Plus i had to boost all of my Max CPC's to keep up, so i really have no clue as to wheter or not my adjustments to the landing page had any affect....becuase of course my money sure will boost my Avg. Pos. but i will never really know if my adjustments had any affect...
didnt really answer the question, but i heard that as well....

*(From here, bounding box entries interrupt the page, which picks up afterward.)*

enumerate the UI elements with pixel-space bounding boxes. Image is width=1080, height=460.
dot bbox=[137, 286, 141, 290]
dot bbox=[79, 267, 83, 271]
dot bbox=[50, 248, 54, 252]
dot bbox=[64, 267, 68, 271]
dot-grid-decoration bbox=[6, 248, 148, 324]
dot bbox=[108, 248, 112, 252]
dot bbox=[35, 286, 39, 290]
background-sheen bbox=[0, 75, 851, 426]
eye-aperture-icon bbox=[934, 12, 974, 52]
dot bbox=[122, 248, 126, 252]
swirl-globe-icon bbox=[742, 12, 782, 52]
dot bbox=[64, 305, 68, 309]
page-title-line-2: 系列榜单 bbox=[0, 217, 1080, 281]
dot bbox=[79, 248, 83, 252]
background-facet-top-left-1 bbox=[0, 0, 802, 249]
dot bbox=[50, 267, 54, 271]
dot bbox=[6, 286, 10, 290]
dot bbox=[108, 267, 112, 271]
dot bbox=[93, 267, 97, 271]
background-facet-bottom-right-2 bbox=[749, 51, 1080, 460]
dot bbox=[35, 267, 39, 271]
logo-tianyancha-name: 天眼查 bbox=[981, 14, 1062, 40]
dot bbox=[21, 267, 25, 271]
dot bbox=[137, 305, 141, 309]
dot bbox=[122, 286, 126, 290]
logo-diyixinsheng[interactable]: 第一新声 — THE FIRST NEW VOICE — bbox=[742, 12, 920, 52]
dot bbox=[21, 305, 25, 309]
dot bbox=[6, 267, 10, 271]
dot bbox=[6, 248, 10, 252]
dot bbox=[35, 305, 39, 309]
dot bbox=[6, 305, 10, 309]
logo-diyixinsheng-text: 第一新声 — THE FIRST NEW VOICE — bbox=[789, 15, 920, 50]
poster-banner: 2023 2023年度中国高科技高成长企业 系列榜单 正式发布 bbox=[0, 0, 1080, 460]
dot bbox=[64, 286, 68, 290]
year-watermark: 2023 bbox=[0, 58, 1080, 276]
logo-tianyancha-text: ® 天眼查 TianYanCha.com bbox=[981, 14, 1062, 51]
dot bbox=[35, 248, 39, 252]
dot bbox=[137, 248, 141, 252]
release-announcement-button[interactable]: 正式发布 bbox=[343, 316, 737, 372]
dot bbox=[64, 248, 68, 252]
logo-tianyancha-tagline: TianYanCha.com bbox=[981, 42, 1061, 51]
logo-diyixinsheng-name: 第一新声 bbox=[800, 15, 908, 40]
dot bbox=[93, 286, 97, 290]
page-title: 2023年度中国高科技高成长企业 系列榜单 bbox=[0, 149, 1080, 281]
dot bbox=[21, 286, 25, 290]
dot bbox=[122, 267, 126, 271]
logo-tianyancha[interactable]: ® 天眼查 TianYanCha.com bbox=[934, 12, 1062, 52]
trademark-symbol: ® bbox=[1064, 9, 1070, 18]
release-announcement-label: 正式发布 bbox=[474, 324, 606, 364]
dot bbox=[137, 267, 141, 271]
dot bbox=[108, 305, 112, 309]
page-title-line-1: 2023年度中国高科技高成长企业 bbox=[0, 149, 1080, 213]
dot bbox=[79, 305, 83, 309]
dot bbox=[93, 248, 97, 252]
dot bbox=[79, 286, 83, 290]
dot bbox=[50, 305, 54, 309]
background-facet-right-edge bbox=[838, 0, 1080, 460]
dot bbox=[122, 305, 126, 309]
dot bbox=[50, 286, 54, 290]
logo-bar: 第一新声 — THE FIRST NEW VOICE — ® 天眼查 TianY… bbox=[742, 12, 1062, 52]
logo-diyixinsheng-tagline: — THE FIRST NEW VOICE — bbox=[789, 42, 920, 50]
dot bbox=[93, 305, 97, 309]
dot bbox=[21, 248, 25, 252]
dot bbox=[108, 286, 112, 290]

| 5:53 pm on Dec 19, 2006 (gmt 0)|
Good article find Shorebreak. What I find most interesting about the claim that there are "multiple quality scores" is that this factor basically makes it impossible to predict position and optimal bid. Even if you have information on Google's exponential moving average (EMA), the EMA by itself is not enough to really achieve perfect information (as was available in the old GoTo model and to a lesser extent in the pre-QS AdWords model).
Basically, at the end of the day, you are going to need to apply a Bayesian analysis to estimate your bid. Thus, this basically makes the Google system even more "blind" than it already was. And blind auctions always lead to one thing - inefficiency, which leads to increased bids and more revenue for the search engine.